There’s a few things for sure. One would be for my young self to stop worrying about how old I was. I started shooting weddings when I was 20 and it seemed like everyone I encountered was almost a decade older than me, and that left me feeling really insecure in my ability. Regardless of the fact that I was totally green (looking back I am mortified of the images from that time), all that I really needed to do was focus on getting better at my craft with tons of practice and serving my clients well. The other thing I’d tell my younger self would be find your tribe. Like now. It is no joke being an entrepreneur. This job can look so glamorous on the outside with all the travel and happiness and dancing and then the very next day you’re completely alone at your computer. It’s such a lifestyle going from such an extreme level of excitement one day to experience complete silence and solitude the next. I’ve learned to lean into my community rather than to see them as a threat. Some of my dearest friendships have come from talking about the shared experiences we have as image makers and entrepreneurs and truly cheering one another on. Your community is your tribe, you lean on each other and that kind of support is priceless.
What is the most unique or special place you’ve worked/done a shoot?
"Hands down a wedding I did in the Valle de Guadelupe in Mexico in 2017. The area is just outside of Ensenada and super accessible from Southern California and is Mexico’s own version of wine country. This particular client was super special - the groom’s dad owned a vineyard down there and my second shooter & I were invited to stay at the neighbor’s property. We literally walked to the wedding to start the day! It was amazing. The morning of the wedding, we heard someone picking oranges off the trees outside of our cottage soon to find out that they had prepared fresh squeezed orange juice and a mouthwatering serving of chilaquiles for breakfast for us. I’ve never quite experienced such familial hospitality before. One of my favorite moments of that day was when both the bride’s father and the groom’s father prepared a special toast for the bride & groom that included opening a valuable bottle of wine from the property’s very first harvest (vintage? wine words? ask my mom, idk).

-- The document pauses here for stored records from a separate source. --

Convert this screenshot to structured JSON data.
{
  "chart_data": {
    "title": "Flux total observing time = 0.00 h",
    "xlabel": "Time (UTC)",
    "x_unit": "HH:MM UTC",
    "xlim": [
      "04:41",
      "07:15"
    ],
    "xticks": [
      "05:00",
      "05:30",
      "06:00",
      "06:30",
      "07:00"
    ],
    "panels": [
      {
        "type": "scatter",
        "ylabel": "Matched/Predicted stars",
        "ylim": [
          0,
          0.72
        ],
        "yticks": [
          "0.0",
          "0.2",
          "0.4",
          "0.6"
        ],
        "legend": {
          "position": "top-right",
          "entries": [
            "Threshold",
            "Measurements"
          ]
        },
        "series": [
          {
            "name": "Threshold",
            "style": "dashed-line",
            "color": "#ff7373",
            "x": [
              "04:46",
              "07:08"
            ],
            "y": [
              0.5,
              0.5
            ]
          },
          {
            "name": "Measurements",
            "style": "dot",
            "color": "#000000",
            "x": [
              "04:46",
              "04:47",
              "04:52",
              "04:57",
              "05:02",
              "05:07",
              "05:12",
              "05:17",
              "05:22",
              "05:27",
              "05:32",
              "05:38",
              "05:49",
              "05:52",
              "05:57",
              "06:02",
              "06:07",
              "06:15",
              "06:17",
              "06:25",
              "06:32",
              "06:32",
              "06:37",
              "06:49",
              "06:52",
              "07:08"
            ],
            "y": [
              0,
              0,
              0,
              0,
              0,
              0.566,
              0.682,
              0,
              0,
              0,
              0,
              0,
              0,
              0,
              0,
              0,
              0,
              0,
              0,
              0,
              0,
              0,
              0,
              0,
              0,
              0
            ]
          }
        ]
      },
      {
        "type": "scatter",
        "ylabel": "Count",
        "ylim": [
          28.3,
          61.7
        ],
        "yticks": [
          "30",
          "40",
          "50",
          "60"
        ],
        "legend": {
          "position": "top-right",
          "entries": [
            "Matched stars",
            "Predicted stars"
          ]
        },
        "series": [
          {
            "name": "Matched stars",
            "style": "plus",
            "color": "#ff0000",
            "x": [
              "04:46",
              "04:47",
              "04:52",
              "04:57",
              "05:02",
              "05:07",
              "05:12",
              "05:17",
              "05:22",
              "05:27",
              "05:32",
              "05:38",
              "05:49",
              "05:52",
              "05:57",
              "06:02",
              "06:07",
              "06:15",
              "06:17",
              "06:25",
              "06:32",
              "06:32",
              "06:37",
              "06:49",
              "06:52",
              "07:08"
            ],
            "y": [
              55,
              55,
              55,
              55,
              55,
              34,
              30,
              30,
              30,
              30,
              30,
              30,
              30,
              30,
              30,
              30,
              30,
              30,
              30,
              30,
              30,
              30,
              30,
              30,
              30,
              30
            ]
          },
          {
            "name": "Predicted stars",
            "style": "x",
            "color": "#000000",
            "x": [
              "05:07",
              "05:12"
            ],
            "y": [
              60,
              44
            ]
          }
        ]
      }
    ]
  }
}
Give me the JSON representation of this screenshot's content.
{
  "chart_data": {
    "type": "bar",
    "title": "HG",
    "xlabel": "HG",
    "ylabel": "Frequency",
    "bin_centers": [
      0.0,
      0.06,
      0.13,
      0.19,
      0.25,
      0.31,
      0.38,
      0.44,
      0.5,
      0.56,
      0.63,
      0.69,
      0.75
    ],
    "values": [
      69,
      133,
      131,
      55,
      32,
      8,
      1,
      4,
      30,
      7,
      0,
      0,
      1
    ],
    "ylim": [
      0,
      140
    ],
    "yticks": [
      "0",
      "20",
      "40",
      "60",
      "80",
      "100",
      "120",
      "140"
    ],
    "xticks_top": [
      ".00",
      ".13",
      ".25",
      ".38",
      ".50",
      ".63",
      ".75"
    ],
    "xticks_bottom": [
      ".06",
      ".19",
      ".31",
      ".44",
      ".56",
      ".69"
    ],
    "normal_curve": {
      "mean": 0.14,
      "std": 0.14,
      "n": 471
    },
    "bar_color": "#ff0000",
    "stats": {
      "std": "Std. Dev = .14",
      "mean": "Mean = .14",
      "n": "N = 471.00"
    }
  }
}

It was such a beautiful picture of that sacrificial love that you see in a successful marriage - I still have tears in my eyes thinking about that moment!"
What inspired you to become an image maker?
"I was always a creatively minded kid, drawing, sewing, making things, but I think I thought that most kids enjoyed that and when it came to choosing a career, that I was supposed to pick something with proven longevity. I started college as a biology major believe it or not, thinking I’d eventually teach. I passed my classes, but struggled a lot emotionally not feeling fulfilled by what I was learning & I decided to make a leap. In the middle of my Freshman year, I switched my major to fine art and honestly chose photography as my emphasis because it seemed less intimidating than painting, sculpture or design. As soon as classes began, I fell in love. With light, composition, and seeing my creative ideas come to life in the darkroom. I remember so vividly the day that I made my first darkroom print from a pinhole camera I’d made from a Pringles can. It blew my mind that it worked and I still can’t get enough of that feeling when you see that final image. As a junior, I had to have an internship for class credit and was randomly paired with an incredibly talented wedding photographer. I knew immediately after assisting my first wedding that this was the niche I was meant to be in. I’ve been shooting weddings ever since and here we are 7 years later! Getting to be a small part of such special moments in people’s lives keeps me inspired on the daily!"